The force said some 2,700 officers were involved in the operation from April to May, with Hong Kong working with counterparts in Macau, Singapore, Thailand, South Korea, Malaysia and the Maldives through a platform known as FRONTIER+.
The various scams included investment fraud, fake jobs, telephone deception cases and bogus online shopping deals.
A total of 32,607 bank accounts were frozen and approximately US$20 million in suspected fraudulent funds was intercepted.
Chief superintendent Wong Chun-yue said officers from the SAR disrupted about 830 scams, helping to identify overseas victims whose money was transferred to “stooge accounts”.
“If one country has a victim and his money is sent to another jurisdiction, we are actually racing with time because the money can disappear very quickly,” Wong said.
Aileen Yap, an assistant commissioner of police in Singapore, said she hopes more places will take part in the anti-scam collaboration efforts in future.

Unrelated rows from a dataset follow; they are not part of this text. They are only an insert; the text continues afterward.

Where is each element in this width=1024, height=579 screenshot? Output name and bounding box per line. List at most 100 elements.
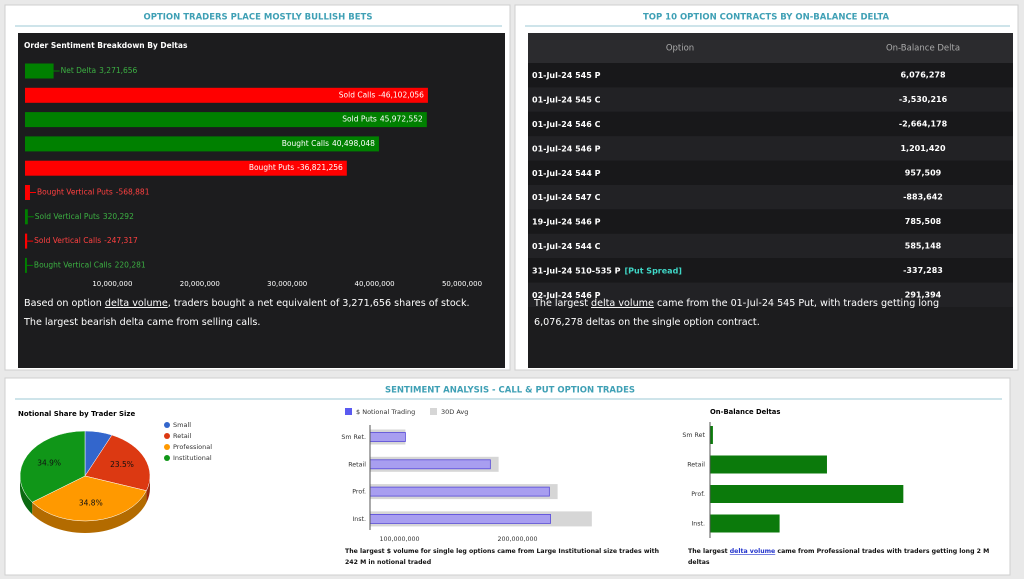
pie-side <box>146 476 150 503</box>
bar <box>25 257 27 273</box>
bar <box>25 63 54 79</box>
bar <box>25 136 379 152</box>
bar-value: 220,281 <box>115 260 146 269</box>
bar-category: Sold Vertical Calls <box>34 236 101 245</box>
legend-label: 30D Avg <box>441 408 468 416</box>
table-cell: 19-Jul-24 546 P <box>532 217 601 226</box>
y-tick-label: Prof. <box>352 489 366 496</box>
option-name: 01-Jul-24 546 C <box>532 120 601 129</box>
pie-slice <box>19 430 86 503</box>
table-header-cell: On-Balance Delta <box>886 44 960 54</box>
table-row <box>528 185 1013 210</box>
table-row <box>528 233 1013 259</box>
caption-text: came from Professional trades with trade… <box>775 548 989 555</box>
x-tick-label: 100,000,000 <box>379 536 419 543</box>
option-name: 19-Jul-24 546 P <box>532 217 601 226</box>
table-cell: 01-Jul-24 545 P <box>532 71 601 80</box>
bar-label: Sold Vertical Puts 320,292 <box>35 212 134 221</box>
option-name: 01-Jul-24 544 C <box>532 242 601 251</box>
option-name: 01-Jul-24 547 C <box>532 193 601 202</box>
summary-text: , traders bought a net equivalent of 3,2… <box>168 298 470 309</box>
bar <box>710 455 827 474</box>
x-tick-label: 50,000,000 <box>442 280 482 288</box>
legend-swatch <box>164 422 170 428</box>
y-tick-label: Sm Ret <box>682 432 705 439</box>
table-cell: 785,508 <box>905 217 942 226</box>
table-cell: 585,148 <box>905 242 942 251</box>
pie-label: 34.9% <box>37 458 61 467</box>
x-tick-label: 20,000,000 <box>180 280 220 288</box>
panel <box>4 377 1011 576</box>
y-tick-label: Retail <box>348 461 366 468</box>
y-tick-label: Sm Ret. <box>341 434 366 441</box>
caption-link: delta volume <box>730 548 776 555</box>
y-tick-label: Prof. <box>691 491 705 498</box>
legend-label: Small <box>173 421 191 429</box>
panel-title: OPTION TRADERS PLACE MOSTLY BULLISH BETS <box>144 13 373 23</box>
pie-label: 23.5% <box>110 460 134 469</box>
bar-label: Bought Vertical Calls 220,281 <box>34 260 146 269</box>
table-row <box>528 282 1013 307</box>
chart-title: Notional Share by Trader Size <box>18 410 136 418</box>
y-tick-label: Retail <box>687 462 705 469</box>
bar-value: 3,271,656 <box>99 66 137 75</box>
summary-text: came from the 01-Jul-24 545 Put, with tr… <box>654 298 939 309</box>
table-cell: 01-Jul-24 547 C <box>532 193 601 202</box>
bar-label: Sold Puts 45,972,552 <box>342 115 423 124</box>
bar <box>710 485 904 503</box>
summary-text: The largest <box>533 298 591 309</box>
bar-label: Net Delta 3,271,656 <box>61 66 138 75</box>
bar <box>369 514 551 524</box>
bar <box>25 209 28 225</box>
bar-category: Bought Puts <box>249 163 294 172</box>
option-name: 01-Jul-24 546 P <box>532 144 601 153</box>
pie-slice <box>84 434 151 491</box>
legend-label: Retail <box>173 432 192 440</box>
summary: 6,076,278 deltas on the single option co… <box>534 317 760 328</box>
panel-title: TOP 10 OPTION CONTRACTS BY ON-BALANCE DE… <box>643 13 890 23</box>
summary: The largest delta volume came from the 0… <box>533 298 939 309</box>
option-name: 01-Jul-24 544 P <box>532 168 601 177</box>
table-header <box>528 33 1013 63</box>
legend-label: Institutional <box>173 454 212 462</box>
x-tick-label: 40,000,000 <box>355 280 395 288</box>
table-row <box>528 209 1013 234</box>
caption: deltas <box>688 559 710 566</box>
table-cell: 291,394 <box>905 290 942 299</box>
bar-value: 45,972,552 <box>380 115 423 124</box>
bar-category: Bought Calls <box>282 139 329 148</box>
legend-swatch <box>430 408 437 415</box>
caption: The largest $ volume for single leg opti… <box>345 548 659 555</box>
bar-label: Bought Calls 40,498,048 <box>282 139 375 148</box>
summary: The largest bearish delta came from sell… <box>23 317 260 328</box>
bar-value: -36,821,256 <box>297 163 343 172</box>
pie-slice <box>31 475 147 522</box>
table-row <box>528 160 1013 185</box>
bar <box>25 87 428 103</box>
table-header-cell: Option <box>666 44 694 54</box>
bar <box>369 432 406 442</box>
bar-value: -247,317 <box>104 236 138 245</box>
table-cell: 01-Jul-24 544 C <box>532 242 601 251</box>
bar-value: -46,102,056 <box>378 90 424 99</box>
legend-swatch <box>345 408 352 415</box>
option-name: 01-Jul-24 545 P <box>532 71 601 80</box>
bar <box>369 459 491 470</box>
table-cell: 01-Jul-24 546 P <box>532 144 601 153</box>
table-cell: -337,283 <box>903 266 943 275</box>
table-cell: 6,076,278 <box>900 71 945 80</box>
bar <box>25 112 427 128</box>
table-cell: 01-Jul-24 544 P <box>532 168 601 177</box>
table-row <box>528 258 1013 283</box>
caption: 242 M in notional traded <box>345 559 431 566</box>
option-name: 31-Jul-24 510-535 P <box>532 266 621 275</box>
table-cell: 1,201,420 <box>900 144 945 153</box>
bar-value: 40,498,048 <box>332 139 375 148</box>
table-cell: 02-Jul-24 546 P <box>532 290 601 299</box>
bar <box>25 185 30 200</box>
table-cell: 01-Jul-24 545 C <box>532 95 601 104</box>
caption: The largest delta volume came from Profe… <box>688 548 989 555</box>
bar-category: Sold Vertical Puts <box>35 212 100 221</box>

“With FRONTIER+, we are looking at faster, swifter action… This is a direct contact. Instead of going through an intermediary, we go directly to the jurisdiction that is involved. From there, they can help us recover the money,” Yap said.
“We urge every country, every jurisdiction to set up an anti-scam centre so that we can disrupt scam operations at scale and speed.”
Officers said Canada, Australia and Indonesia have also joined FRONTIER+, taking the total number of members to 10.